Gaston Criel avait effectivement été le secrétaire d’André Gide, sur les conseils de Jean Paulhan, pendant cinq ou six mois. Mais lorsque je l’ai rencontré, il ne l’était plus. Je dirigeais alors une petite revue poétique dans laquelle il avait écrit. Lorsque j’ai fait ma fugue, la première idée que j’ai eue fut de monter à Paris et de voir mon ami Criel, que je n’avais jamais rencontré, mais avec lequel j’avais correspondu. Il habitait chez la mère de Jean-Paul Sartre, au dernier étage du 42 rue Bonaparte, dans une mansarde… une humble pièce ; et c’est là qu’il a eu la bonté de m’accueillir.

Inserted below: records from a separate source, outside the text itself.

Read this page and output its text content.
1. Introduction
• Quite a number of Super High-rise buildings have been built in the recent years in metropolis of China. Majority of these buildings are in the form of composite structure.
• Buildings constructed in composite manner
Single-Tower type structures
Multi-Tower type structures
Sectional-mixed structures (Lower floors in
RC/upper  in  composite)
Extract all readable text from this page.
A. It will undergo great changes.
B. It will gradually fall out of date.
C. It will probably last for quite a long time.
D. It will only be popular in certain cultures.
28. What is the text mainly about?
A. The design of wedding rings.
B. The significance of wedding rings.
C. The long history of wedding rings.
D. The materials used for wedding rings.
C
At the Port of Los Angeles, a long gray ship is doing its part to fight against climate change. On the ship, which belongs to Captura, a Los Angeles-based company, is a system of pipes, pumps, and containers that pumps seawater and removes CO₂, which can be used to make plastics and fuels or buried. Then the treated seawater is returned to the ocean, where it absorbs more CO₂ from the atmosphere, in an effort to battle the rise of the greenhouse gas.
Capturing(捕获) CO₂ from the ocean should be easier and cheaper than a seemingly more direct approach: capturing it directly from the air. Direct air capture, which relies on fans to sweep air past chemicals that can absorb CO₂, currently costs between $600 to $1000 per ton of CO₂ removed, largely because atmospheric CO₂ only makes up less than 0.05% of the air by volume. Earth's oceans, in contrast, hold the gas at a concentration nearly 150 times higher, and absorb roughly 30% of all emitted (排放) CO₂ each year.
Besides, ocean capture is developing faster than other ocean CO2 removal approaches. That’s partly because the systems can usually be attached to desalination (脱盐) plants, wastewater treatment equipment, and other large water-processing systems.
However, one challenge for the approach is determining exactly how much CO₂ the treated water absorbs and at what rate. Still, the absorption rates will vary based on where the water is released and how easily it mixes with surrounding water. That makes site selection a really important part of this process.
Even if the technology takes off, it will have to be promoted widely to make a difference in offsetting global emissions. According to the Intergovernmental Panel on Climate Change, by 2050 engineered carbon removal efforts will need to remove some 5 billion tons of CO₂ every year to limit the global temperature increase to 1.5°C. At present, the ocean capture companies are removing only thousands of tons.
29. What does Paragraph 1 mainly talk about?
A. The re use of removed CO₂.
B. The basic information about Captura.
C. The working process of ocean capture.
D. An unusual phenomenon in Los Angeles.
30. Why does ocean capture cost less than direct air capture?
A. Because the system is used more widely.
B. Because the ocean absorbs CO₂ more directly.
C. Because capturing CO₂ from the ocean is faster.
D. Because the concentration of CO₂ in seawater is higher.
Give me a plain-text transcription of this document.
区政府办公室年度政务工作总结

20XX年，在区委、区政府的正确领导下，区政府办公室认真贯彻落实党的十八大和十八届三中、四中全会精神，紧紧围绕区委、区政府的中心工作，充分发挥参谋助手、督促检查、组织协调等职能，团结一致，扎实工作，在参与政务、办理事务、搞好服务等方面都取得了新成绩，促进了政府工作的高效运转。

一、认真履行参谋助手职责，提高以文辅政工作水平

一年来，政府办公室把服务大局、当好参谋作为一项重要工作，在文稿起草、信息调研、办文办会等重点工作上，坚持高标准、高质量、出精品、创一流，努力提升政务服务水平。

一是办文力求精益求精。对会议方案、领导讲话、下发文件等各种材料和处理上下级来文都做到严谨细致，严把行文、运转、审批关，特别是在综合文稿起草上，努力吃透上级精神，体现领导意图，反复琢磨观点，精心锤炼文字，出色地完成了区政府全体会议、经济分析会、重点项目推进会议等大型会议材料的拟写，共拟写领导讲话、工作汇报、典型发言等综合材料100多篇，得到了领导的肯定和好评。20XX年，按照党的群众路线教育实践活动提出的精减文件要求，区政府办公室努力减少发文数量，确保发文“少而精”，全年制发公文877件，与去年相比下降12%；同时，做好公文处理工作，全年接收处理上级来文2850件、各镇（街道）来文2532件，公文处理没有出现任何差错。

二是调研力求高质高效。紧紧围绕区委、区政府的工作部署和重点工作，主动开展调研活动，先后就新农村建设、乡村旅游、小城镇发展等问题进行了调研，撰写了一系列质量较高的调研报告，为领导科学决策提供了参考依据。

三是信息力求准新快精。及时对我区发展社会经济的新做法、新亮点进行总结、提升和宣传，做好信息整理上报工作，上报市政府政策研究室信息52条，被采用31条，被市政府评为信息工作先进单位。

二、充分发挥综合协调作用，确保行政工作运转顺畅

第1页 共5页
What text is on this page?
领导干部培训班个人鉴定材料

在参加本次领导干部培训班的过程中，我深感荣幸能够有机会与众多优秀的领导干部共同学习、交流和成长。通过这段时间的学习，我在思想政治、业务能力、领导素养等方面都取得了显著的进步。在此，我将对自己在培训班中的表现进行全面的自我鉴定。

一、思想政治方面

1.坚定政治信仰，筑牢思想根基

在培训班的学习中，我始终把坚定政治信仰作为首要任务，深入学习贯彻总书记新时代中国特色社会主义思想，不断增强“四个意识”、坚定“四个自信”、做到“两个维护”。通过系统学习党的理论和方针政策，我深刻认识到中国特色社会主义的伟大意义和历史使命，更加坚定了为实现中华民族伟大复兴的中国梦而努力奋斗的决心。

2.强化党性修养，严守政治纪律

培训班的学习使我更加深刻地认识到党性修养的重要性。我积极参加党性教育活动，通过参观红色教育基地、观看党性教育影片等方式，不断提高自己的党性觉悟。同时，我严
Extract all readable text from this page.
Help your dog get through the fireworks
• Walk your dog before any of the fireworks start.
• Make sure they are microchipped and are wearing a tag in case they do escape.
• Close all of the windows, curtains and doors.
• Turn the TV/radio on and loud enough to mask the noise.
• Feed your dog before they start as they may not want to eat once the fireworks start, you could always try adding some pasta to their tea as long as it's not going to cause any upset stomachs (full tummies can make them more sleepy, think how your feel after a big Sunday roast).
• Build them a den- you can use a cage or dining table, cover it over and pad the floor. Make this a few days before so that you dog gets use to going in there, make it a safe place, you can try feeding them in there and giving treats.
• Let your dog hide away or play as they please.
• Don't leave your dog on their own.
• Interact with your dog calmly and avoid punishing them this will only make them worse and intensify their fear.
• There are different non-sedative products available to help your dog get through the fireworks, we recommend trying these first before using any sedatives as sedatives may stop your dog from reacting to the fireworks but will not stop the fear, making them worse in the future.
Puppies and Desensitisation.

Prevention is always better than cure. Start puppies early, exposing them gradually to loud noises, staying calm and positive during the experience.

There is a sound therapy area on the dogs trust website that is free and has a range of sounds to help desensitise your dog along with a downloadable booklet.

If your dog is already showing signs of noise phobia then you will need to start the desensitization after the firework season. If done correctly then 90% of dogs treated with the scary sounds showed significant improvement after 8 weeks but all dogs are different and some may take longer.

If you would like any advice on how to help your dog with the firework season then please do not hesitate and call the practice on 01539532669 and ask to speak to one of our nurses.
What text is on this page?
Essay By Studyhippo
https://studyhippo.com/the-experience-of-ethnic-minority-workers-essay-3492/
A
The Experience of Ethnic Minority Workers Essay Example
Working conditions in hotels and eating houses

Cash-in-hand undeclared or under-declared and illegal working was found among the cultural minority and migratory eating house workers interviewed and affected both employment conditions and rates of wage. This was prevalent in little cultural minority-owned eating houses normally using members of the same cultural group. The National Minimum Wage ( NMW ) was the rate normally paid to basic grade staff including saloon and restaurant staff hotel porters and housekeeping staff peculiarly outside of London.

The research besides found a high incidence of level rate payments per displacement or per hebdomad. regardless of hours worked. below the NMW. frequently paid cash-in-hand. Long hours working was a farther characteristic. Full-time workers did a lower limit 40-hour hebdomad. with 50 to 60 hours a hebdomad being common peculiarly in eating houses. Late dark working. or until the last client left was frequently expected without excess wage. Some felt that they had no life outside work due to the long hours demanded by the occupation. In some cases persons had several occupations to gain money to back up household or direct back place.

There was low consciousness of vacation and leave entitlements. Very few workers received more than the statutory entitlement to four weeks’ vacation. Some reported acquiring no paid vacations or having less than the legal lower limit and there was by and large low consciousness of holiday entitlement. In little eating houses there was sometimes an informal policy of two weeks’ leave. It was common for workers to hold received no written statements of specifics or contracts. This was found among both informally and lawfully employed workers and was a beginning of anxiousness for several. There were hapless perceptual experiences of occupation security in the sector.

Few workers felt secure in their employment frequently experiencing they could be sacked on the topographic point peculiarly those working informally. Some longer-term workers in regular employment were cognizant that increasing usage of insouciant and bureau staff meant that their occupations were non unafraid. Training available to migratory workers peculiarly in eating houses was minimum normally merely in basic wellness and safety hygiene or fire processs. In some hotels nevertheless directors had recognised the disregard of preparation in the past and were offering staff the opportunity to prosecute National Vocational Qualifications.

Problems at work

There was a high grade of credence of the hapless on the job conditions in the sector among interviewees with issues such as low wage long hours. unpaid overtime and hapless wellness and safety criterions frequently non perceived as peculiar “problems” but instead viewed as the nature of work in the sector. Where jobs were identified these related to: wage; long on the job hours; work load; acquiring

— C’est à cette époque que vous avez rencontré les surréalistes et d’autres écrivains qui vous ont accompagné dans vos débuts.

Grâce à Gaston, j’ai surtout rencontré des gens comme Gréco, Vian et Luter. C’était l’époque des caves de Saint-Germain-des-Prés et j’aimais cette ambiance un peu folle, même si je crevais de faim. Je n’ai connu André Breton, rue Fontaine, que six ans plus tard. Un jour d’errance, j’étais allé à la Sorbonne afin de voir à quoi cela ressemblait. Là, dans un amphithéâtre, je suis tombé sur un personnage qui parlait de manière étonnante. Il parlait des astres, de la cosmogonie… Et cela m’a d’autant plus intéressé que je n’y comprenais pas grand-chose… J’étais là, assis, un peu béat. À la fin, quand il a terminé, il m’a dit : « Jeune homme, vous êtes bien jeune pour vous intéresser à mes problèmes mathématiques. » Je lui ai répondu : « Je suis poète, monsieur. » C’était Gaston Bachelard ! Avec beaucoup de gentillesse, il m’a confié l’adresse de Corti. Ce fut vraiment à ce moment-là que je suis rentré dans la véritable dimension de la poésie. Danielle Sarréra, mon premier pseudonyme, allait en surgir quelques mois après.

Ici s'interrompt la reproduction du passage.